The "Wings Across America" or WAA-08 plane made a visit Saturday and Sunday to Piggott and the Piggott RC Club thanks to the efforts of club member Tom Roberts.
"I read about it on the Internet and signed up as one of the pilots to complete the chain," Roberts said of his participation. "I picked up the plane Saturday in Bald Knob and will be hand-delivering it Sunday to a pilot in Fenton, Mo."
During the visit to Piggott, Roberts, along with several members of the local club, had the chance to fly the small parkflyer, the name of a small RC plane usually flown in fields such as local parks or ballfields.
Although several members of the club had the chance to fly the plane, Roberts is the pilot of record and the 137th to have the honor in the last 13 1/2 months.
"Everyone who has flown the plane has signed the top of the transport box," he noted. "Once they finish the trip they'll be putting the plane in the AMA museum in Muncie, Ind., and I hope to go there someday and see it."
Organizers noted this type of project has been attempted before, but added that what sets this project apart from all the others ever attempted or completed is that the pilots will hand deliver the plane from pilot to pilot.
The plane will never be shipped by mail to its next destination. This method will be creating a "chain" of pilots that personally fly, then hand off the model to the next pilot, all across the continental United States.

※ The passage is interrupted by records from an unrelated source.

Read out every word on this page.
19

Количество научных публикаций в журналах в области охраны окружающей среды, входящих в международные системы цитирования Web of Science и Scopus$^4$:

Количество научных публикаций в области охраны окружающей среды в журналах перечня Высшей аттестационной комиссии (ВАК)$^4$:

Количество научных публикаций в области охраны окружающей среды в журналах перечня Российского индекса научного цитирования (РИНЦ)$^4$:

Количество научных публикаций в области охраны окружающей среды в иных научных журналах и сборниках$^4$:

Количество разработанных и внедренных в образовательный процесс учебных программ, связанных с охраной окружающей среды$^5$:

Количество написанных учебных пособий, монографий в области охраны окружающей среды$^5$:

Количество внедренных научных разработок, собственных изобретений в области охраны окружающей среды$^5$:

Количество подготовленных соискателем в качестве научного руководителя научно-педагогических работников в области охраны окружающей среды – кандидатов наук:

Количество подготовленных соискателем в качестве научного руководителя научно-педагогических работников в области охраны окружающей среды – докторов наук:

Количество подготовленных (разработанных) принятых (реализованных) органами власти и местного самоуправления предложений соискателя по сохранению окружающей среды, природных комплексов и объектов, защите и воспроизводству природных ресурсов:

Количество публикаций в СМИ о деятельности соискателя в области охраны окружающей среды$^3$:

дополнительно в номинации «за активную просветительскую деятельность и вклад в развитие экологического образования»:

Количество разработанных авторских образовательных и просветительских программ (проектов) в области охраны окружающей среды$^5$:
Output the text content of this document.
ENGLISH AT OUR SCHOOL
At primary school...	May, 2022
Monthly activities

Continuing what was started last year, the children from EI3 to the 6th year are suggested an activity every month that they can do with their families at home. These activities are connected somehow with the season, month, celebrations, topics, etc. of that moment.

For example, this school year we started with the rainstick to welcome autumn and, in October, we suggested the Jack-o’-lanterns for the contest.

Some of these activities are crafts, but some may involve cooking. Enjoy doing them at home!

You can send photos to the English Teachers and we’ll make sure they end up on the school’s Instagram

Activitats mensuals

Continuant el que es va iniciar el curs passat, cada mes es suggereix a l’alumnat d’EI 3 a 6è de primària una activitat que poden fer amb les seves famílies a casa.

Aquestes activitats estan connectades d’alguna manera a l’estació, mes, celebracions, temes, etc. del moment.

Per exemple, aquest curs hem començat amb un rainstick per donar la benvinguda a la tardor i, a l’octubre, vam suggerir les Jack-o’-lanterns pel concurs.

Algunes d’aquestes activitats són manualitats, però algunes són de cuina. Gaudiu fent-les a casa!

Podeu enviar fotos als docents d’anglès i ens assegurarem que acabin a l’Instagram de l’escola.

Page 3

In the end, the model airplane will have flown in all 48 states and cover a distance of over 14,000 miles along the way. It will end its journey at home field about two years after it made its maiden flight in eastern Virginia.
The equipment used for WAA-08 has been donated by the participating pilots. Fortunately, one of the pilots owns Stevens AeroModels in Colorado Springs, Colo.
Bill Stevens donated a plane called a SQuiRT, which stands for Simple, Quiet Robust Trainer. This tough little 38-inch wingspan parkflyer is easy to fly and should take the abuse that over 365 pilots can dish out along the way.
For Roberts and members of the Piggott RC Club, the opportunity offered them a chance to be a part of history.